There are three different courses on which the player can deliver papers: Easy Street, Middle Road, and Hard Way. The player scores points for each paper successfully delivered to a subscriber, but also for breaking the windows or other household features of non-subscribers. Each run through the course takes a single day, with an entire game consisting of delivering Monday through Sunday. At the end of each day any subscribers that had a paper successfully delivered would give a bonus. Any subscribers missed on that day would unsubscribe for the following day. If all papers are delivered perfectly to each house the player would receive double points for each subscriber, and, unless at the max, get a formerly lost subscriber back.
Each day would get progressively harder, with even Easy Street being quite challenging by Thursday or Friday. The difficulty was ramped up by adding more obstacles, making the doorsteps and mailboxes harder to get at, and increasing the speed of cross traffic on the one intersection. Each run through a particular day is the same, however, so eventually the player can memorize the various patterns.
At the end of the street is the "Training Course", which is an obstacle course with targets, jumps, and static obstacles suitable for running up more points. At the end is a grandstand filled with cheering fans.

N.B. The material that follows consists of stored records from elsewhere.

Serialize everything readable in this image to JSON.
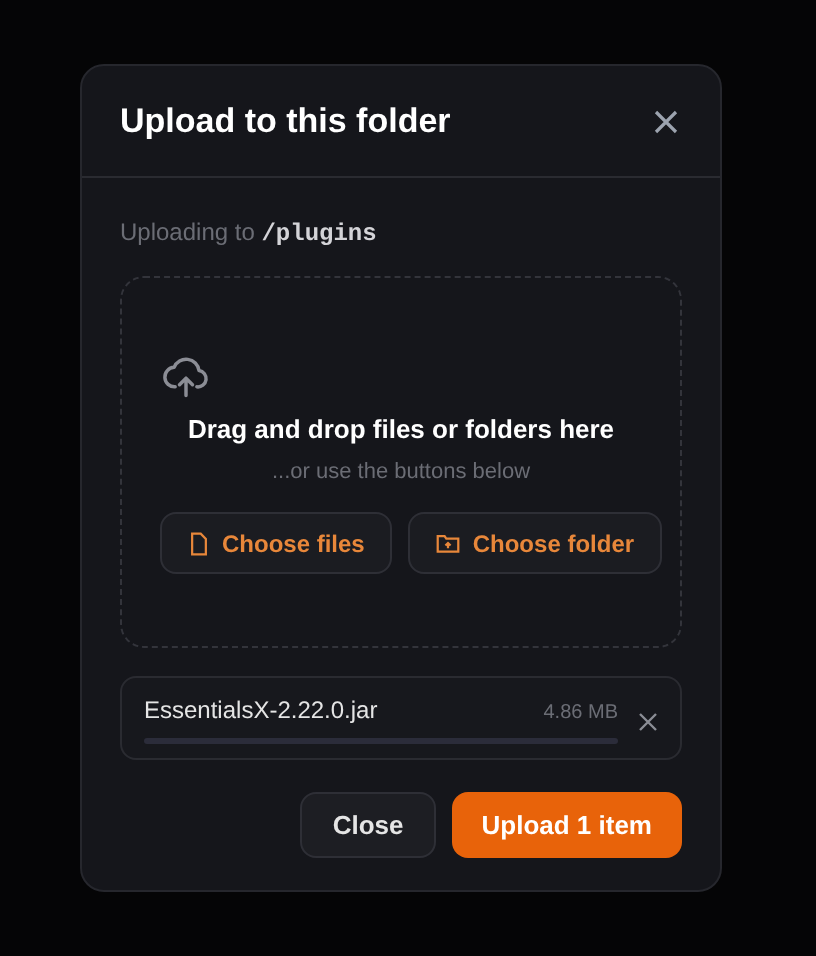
{
  "dialog": {
    "title": "Upload to this folder",
    "destination_label": "Uploading to",
    "destination_path": "/plugins"
  },
  "dropzone": {
    "heading": "Drag and drop files or folders here",
    "hint": "...or use the buttons below",
    "buttons": [
      {
        "kind": "files",
        "label": "Choose files"
      },
      {
        "kind": "folder",
        "label": "Choose folder"
      }
    ]
  },
  "files": [
    {
      "name": "EssentialsX-2.22.0.jar",
      "size": "4.86 MB",
      "level": 0
    }
  ],
  "buttons": [
    {
      "kind": "secondary",
      "label": "Close"
    },
    {
      "kind": "primary",
      "label": "Upload 1 item"
    }
  ]
}
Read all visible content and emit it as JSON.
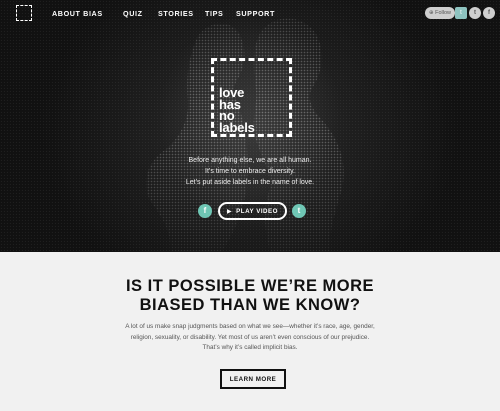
{
  "nav": {
    "items": [
      "ABOUT BIAS",
      "QUIZ",
      "STORIES",
      "TIPS",
      "SUPPORT"
    ],
    "follow_label": "Follow",
    "follow_badge": "t",
    "social_icons": [
      "twitter-icon",
      "facebook-icon"
    ]
  },
  "hero": {
    "logo_lines": [
      "love",
      "has",
      "no",
      "labels"
    ],
    "tagline_lines": [
      "Before anything else, we are all human.",
      "It’s time to embrace diversity.",
      "Let’s put aside labels in the name of love."
    ],
    "play_label": "PLAY VIDEO",
    "accent_color": "#6fc6b4"
  },
  "intro": {
    "headline_lines": [
      "IS IT POSSIBLE WE’RE MORE",
      "BIASED THAN WE KNOW?"
    ],
    "body_lines": [
      "A lot of us make snap judgments based on what we see—whether it’s race, age, gender,",
      "religion, sexuality, or disability. Yet most of us aren’t even conscious of our prejudice.",
      "That’s why it’s called implicit bias."
    ],
    "cta_label": "LEARN MORE"
  }
}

Static obstacles, such as low brick walls, mailboxes, bushes, garbage cans, push-mowers, fences, and the houses themselves cause the paperboy to immediately fall off his bicycle, losing a life. The player is forced to move forward at all times, and can only turn so quickly left or right, so it is easy to get in situations where the player just cannot move to the side quickly enough to avoid them.
Mobile obstacles, such as dogs, cars, drunks, men fighting, uni-cyclists, skeletons, RC cars, those evil, evil skateboarding kids, and more are a constant threat, popping up without much warning, crashing into you or forcing you into something else.
There have been many console and handheld versions of Paperboy, from the Commodore 64 and TRS-80 all the way to Xbox Live Arcade.